When we said goodbye after carrying out our standard Malaysian ‘wefie’ ritual to which he so graciously obliged, it was a 15-minute walk back that was filled with a myriad of emotions — we were in awe at God’s blessings to grant us the gift of the Holy Eucharist when there was so little faith around us…we were immensely grateful to have met such a kind and warm person of Christ who welcomed us wholeheartedly. Amidst his rejection here, he so wanted to welcome us and be a friend, even amidst the disappointments. We were on holiday too but felt a deep sense of despair and desperation — it was as if we were served a glimpse of how the world could be when Jesus returned. Would Malaysia ever suffer this fate? Would we one day decide that there’s so much going wrong about our church that we think it’s just better to stay home? With all the hype about the upcoming synod will we too run into despair and confusion? Would we find ourselves saying yes when our baptised children, having been confirmed in their faith, go on to marry outside the Church and then offer to take us to their church? Some would even think ‘so long they attend a church!’ Would we see our grandchildren embrace another religion (or to be atheist) because they didn’t know how to say “no” nor fight to remain true to the Catholic faith, embattled by a world going wrong?

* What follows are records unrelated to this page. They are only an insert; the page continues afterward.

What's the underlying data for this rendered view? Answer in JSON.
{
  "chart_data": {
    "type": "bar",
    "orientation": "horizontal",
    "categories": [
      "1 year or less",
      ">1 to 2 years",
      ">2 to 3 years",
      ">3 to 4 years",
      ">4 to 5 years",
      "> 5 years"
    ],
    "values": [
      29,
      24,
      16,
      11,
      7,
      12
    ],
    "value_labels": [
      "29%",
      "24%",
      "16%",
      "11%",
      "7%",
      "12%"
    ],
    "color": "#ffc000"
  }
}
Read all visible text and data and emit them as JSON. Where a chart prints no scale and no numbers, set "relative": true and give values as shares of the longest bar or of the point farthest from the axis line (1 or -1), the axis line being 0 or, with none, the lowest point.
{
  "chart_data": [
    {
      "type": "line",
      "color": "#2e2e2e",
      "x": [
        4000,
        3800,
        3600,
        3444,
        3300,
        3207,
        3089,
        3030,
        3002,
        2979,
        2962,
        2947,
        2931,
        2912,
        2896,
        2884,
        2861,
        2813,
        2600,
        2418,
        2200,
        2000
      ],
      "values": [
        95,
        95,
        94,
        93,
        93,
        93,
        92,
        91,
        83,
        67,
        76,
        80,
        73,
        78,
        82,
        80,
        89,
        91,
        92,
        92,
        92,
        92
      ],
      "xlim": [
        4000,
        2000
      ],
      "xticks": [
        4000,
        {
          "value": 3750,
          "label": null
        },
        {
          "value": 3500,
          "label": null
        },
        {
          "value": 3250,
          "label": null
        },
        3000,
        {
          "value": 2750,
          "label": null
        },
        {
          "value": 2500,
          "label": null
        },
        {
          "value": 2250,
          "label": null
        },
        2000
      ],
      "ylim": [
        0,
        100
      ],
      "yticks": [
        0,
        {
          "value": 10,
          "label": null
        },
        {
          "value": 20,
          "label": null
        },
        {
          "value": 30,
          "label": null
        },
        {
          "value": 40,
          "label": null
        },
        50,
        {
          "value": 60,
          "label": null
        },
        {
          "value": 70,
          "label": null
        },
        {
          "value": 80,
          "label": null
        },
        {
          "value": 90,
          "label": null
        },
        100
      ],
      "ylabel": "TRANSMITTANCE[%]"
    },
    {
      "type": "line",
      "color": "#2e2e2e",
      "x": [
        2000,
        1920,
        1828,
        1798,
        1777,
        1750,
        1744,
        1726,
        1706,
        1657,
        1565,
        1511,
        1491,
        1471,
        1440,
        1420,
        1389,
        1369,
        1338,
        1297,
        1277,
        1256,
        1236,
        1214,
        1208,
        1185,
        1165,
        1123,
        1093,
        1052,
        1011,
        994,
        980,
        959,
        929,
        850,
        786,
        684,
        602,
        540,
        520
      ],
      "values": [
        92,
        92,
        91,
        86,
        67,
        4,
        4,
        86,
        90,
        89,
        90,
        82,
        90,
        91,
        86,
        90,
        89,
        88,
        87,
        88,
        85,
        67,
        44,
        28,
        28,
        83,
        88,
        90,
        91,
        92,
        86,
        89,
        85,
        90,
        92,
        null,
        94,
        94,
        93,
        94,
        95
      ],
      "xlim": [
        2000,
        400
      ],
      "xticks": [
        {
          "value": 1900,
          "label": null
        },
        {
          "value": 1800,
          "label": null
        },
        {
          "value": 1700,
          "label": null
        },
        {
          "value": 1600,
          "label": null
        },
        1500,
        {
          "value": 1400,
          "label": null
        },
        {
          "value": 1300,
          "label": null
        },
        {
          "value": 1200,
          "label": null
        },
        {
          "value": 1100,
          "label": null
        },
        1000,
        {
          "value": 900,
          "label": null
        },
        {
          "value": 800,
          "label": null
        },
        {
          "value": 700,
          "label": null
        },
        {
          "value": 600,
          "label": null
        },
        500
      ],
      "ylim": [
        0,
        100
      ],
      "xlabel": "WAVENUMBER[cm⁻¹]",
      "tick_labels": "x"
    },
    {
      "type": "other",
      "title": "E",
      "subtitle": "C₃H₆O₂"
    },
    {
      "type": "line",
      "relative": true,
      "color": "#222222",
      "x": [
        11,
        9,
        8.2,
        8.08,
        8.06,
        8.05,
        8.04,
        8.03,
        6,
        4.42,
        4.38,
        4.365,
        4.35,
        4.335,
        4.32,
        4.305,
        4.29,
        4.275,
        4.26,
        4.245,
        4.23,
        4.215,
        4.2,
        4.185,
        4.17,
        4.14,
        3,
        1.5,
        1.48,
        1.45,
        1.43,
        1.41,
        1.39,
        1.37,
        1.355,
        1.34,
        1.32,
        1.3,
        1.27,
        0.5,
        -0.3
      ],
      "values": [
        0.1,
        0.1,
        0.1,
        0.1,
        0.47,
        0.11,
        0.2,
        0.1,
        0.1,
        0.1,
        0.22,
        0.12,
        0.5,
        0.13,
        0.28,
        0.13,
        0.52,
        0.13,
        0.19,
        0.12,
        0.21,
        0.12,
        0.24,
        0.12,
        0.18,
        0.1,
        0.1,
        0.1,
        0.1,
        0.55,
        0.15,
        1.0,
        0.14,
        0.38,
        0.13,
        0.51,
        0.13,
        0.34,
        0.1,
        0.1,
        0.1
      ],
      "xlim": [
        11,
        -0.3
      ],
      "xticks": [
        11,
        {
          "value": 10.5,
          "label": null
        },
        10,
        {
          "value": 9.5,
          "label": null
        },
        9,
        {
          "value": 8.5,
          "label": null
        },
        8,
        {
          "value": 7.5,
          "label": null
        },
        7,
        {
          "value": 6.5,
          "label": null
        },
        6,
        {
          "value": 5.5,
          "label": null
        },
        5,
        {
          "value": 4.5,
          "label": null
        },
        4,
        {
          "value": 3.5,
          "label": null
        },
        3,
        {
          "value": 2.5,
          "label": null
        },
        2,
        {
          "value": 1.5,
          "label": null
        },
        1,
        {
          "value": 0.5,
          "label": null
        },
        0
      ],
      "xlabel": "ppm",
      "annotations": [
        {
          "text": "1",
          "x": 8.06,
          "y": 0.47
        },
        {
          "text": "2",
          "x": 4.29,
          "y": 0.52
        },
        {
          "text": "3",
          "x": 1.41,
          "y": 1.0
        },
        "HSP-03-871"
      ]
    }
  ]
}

…meanwhile, it was indeed a long walk home…it wasn’t the cold at all that made it seem like a long journey. I was contemplating how we would all eventually answer to what has become of the world when He comes again… “I’m sorry, Lord, I tried but being Catholic was too difficult”; “The children found their own path and made their own decision about ‘You’ and about their life…”; “We carried out our duty as parents and sent them for catechism, but we also wanted our Sundays so we didn’t attend Mass”; “We didn’t like the priest and his sermons so we thought why bother?” What in the world would we say to account for a faithless world? Or will He find faith, because we will take His Name upon ourselves and live His Divine principles… we will give up sloth, gluttony, pride and greed…all our ‘riches’…and follow Him? This may sound like a tall order, but there is only the narrow door to enter through. The world outside is fast falling, changing with the advent of a digital currency, a one system for all, religious extremism and a watered-down faith-life. These are the realities of today, these are also the glimpses of our tomorrow. What’s your glimpse of tomorrow?

(Professor Joanne Lim shares the faith in Catechism and music in Church. She is Deputy Dean and lectures on media and society at the University of Nottingham Malaysia.)